Wednesday, May 4, 2022

Installed T3 transformer, continued on reverse engineering card, setting up testing rig to validate SLT cards

 T3 TRANSFORMER TO POWER CONVENIENCE OUTLETS IN 1130 SYSTEM

I picked a location for the transformer, where IBM would have one mounted in a suitably configured 1130 system, drilled holes and mounted it firmly. I then wired it into the system and laced up the wiring for neatness. The fuses for this circuit can be returned to their original sizes now.

T3 in lower right and T2 upper left

TEDIOUS WORK FINDING CONNECTIONS ON THE CARD

Since there are 21 rows of 26 columns on the double size SLT card, the number of combinations to test in order to discover every connection is massive and infeasible to perform blindly. The situation is slightly better than it appears - not a combination of 2 items from 556 possible points - due to some points we can exclude.

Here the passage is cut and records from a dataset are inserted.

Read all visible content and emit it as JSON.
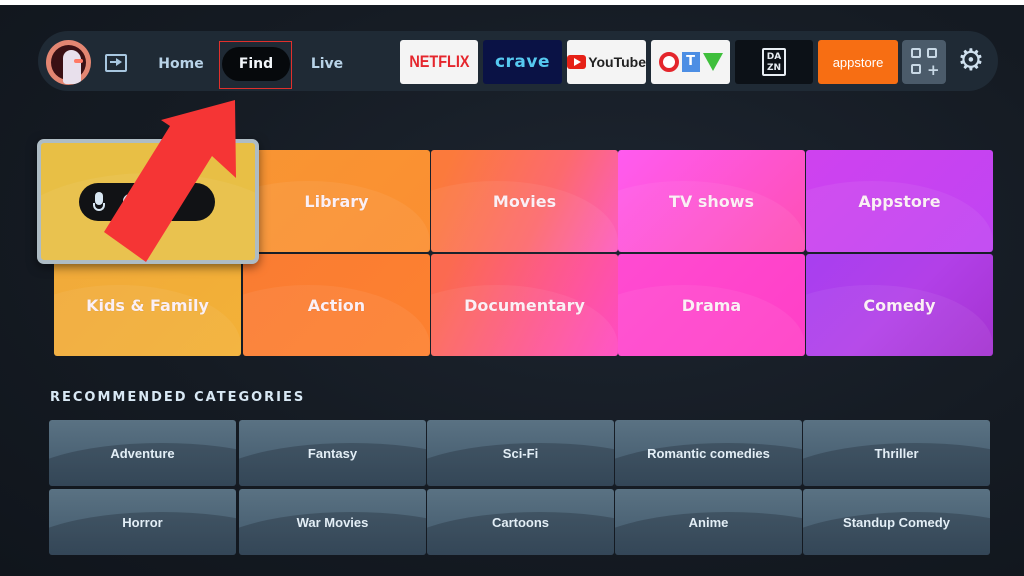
{
  "nav": {
    "avatar": "profile-avatar",
    "input_icon": "input-source-icon",
    "links": [
      {
        "label": "Home",
        "active": false
      },
      {
        "label": "Find",
        "active": true
      },
      {
        "label": "Live",
        "active": false
      }
    ],
    "apps": [
      {
        "label": "NETFLIX",
        "color": "#e5262d"
      },
      {
        "label": "crave",
        "color": "#56c9f0"
      },
      {
        "label": "YouTube",
        "color": "#e62117"
      },
      {
        "label_c": "C",
        "label_t": "T",
        "label_v": "V"
      },
      {
        "label": "DA\nZN"
      },
      {
        "label": "appstore",
        "color": "#f76e13"
      }
    ],
    "apps_grid_icon": "app-library-icon",
    "settings_icon": "gear-icon"
  },
  "annotation": {
    "highlight_color": "#e0302c",
    "arrow_color": "#f53535"
  },
  "main_tiles": {
    "row1": [
      "Library",
      "Movies",
      "TV shows",
      "Appstore"
    ],
    "row2": [
      "Kids & Family",
      "Action",
      "Documentary",
      "Drama",
      "Comedy"
    ]
  },
  "recommended": {
    "title": "RECOMMENDED CATEGORIES",
    "row1": [
      "Adventure",
      "Fantasy",
      "Sci-Fi",
      "Romantic comedies",
      "Thriller"
    ],
    "row2": [
      "Horror",
      "War Movies",
      "Cartoons",
      "Anime",
      "Standup Comedy"
    ]
  }
}
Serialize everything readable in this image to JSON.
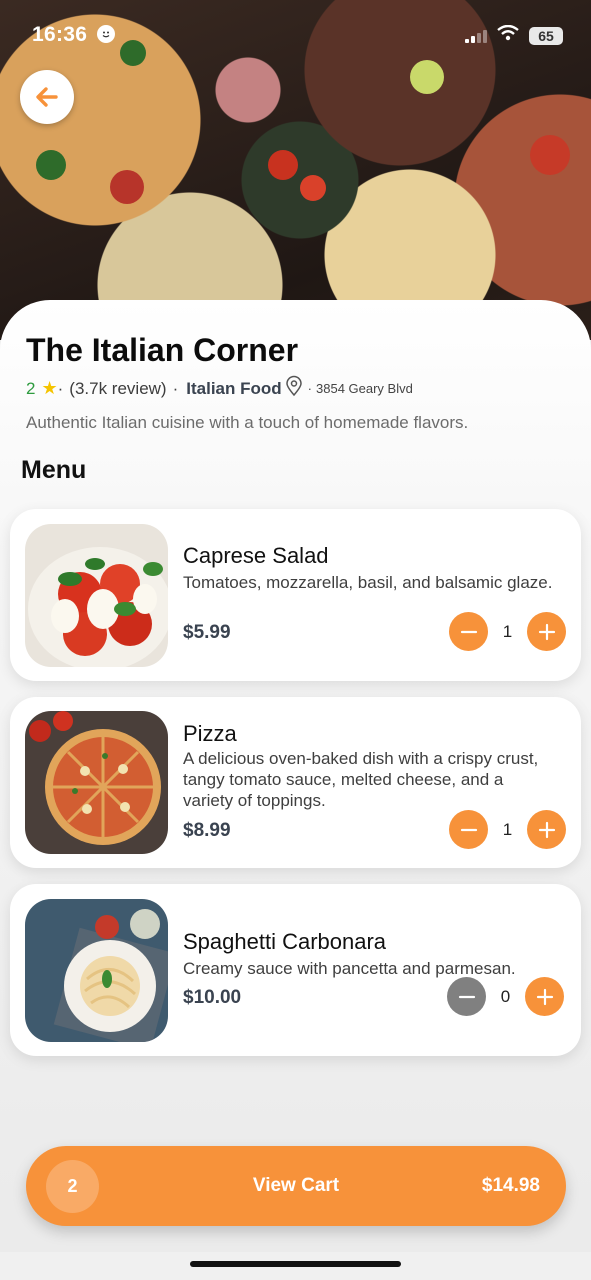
{
  "status_bar": {
    "time": "16:36",
    "battery": "65"
  },
  "restaurant": {
    "name": "The Italian Corner",
    "rating": "2",
    "reviews": "(3.7k review)",
    "separator": "·",
    "category": "Italian Food",
    "address": "3854 Geary Blvd",
    "description": "Authentic Italian cuisine with a touch of homemade flavors."
  },
  "menu": {
    "heading": "Menu",
    "items": [
      {
        "name": "Caprese Salad",
        "description": "Tomatoes, mozzarella, basil, and balsamic glaze.",
        "price": "$5.99",
        "quantity": "1"
      },
      {
        "name": "Pizza",
        "description": "A delicious oven-baked dish with a crispy crust, tangy tomato sauce, melted cheese, and a variety of toppings.",
        "price": "$8.99",
        "quantity": "1"
      },
      {
        "name": "Spaghetti Carbonara",
        "description": "Creamy sauce with pancetta and parmesan.",
        "price": "$10.00",
        "quantity": "0"
      }
    ]
  },
  "cart": {
    "count": "2",
    "label": "View Cart",
    "total": "$14.98"
  },
  "colors": {
    "accent": "#f7923a",
    "rating": "#2e9b3f",
    "star": "#f5c400",
    "disabled": "#808080"
  },
  "icons": [
    "back-arrow-icon",
    "star-icon",
    "location-pin-icon",
    "minus-icon",
    "plus-icon",
    "wifi-icon",
    "signal-icon",
    "battery-icon"
  ]
}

The first row is used to mount the power rail filter capacitors and to carry some card pin signals over to the opposite side of the card, thus we can ignore those 26. Each of the SLT modules has four pins in the center which are used to connect the power rails and ground, so they can be excluded as well. This gives us 96 more points to ignore. 

Therefore we are looking for the number of combinations of two points selected from the 424 possible signal points. There are 'only' 89,676 blind tests to perform. That number can be further reduced by awareness of unused pins on specific SLT modules, and by excluding some open spaces between the SLIT modules when there is no other component mounted. 

That might get us down below the 50,000 neighborhood of tests. At 3 seconds per test, that would require around 42 hours of continuous work. I don't think I could work at that pace anyhow, but this is well into the impractical tedium zone. 

MAPPED OUT ALL THE RC MODULES USED ON MY CARD

I did manage to finish mapping all the components - with a bit of ambiguity that remains because a) in-circuit testing can produce invalid measurements due to effects of connected components and b) a pair of pins may be connected on the SLT card but not actually connected in the module. 

MAKING USE OF MY BREADBOARD SYSTEM TO HANDLE SLT 3V SIGNALS

I have an E&I CADET breadboard system which has some very convenient features for working with SLT. In addition to a standard TTL +5V power rail, it has variable positive and negative power rails which I can use to generate 3V for compatibility with SLT.

It also lets me set up the logic switches and the signal display LEDs to operate with either +5V or my variable (3V) supply level, so I can use these to create inputs and show outputs without building any interface circuits. 

BUILDING MORE BANANA PLUG TO BREADBOARD JUMPERS

A double SLT card has 48 pins but 8 of those are standard power connections (and for this particular card there is an additional pin used to increase current capacity for the +3V rail). Four pins are not used on this card, thus we are left with 35 input or output pins that I have to connect to test properly.

I will the using the breadboard to source and sink the connections, either setting inputs to static levels or using switches, while displaying the outputs. To make this work, I need jumper cables with a 22 gauge wire on one end and a 4mm banana plug on the other. 

The process of creating them involves, removing the covers, cutting and stripping wires, soldering wire to the plug, then reinstalling the covers - repeated for each jumper. I have 29 jumpers completed and have already cut and stripped the wire for the final 11 I intend to build. 

I also purchased more stackable colored banana plug to banana plug jumpers, since I need a pair for each voltage rail at a minimum plus the ground wires running to and between supplies. 

SET UP TO PRODUCE THE ALTERNATING CLOCK INPUTS TO DRIVE THE SLT CARD

The clock inputs to the SLT card I am troubleshooting must be a pair of signals of alternating phase, not just a single ended clock. I chose to produce that by setting up a 74ALS05 and a 74ALS35 chip on the breadboard. These are inverting and noninverting hex gate DIP chips that are pretty ideal to feed a square wave and get out a pair of out of phase signals to send over to the SLT card. Being open collector chips, they are magically 3V SLT compatible even though the chips themselves operate on 5V.

Breadboard with twinned hex gates for clock signal

My breadboard system can generate a square wave up to around 100KHz, not as fast as the clock in the 1130 but suitable for initial debugging of the card. I can switch over to my function generator that will produce a true 2.25MHz square wave for full speed verification.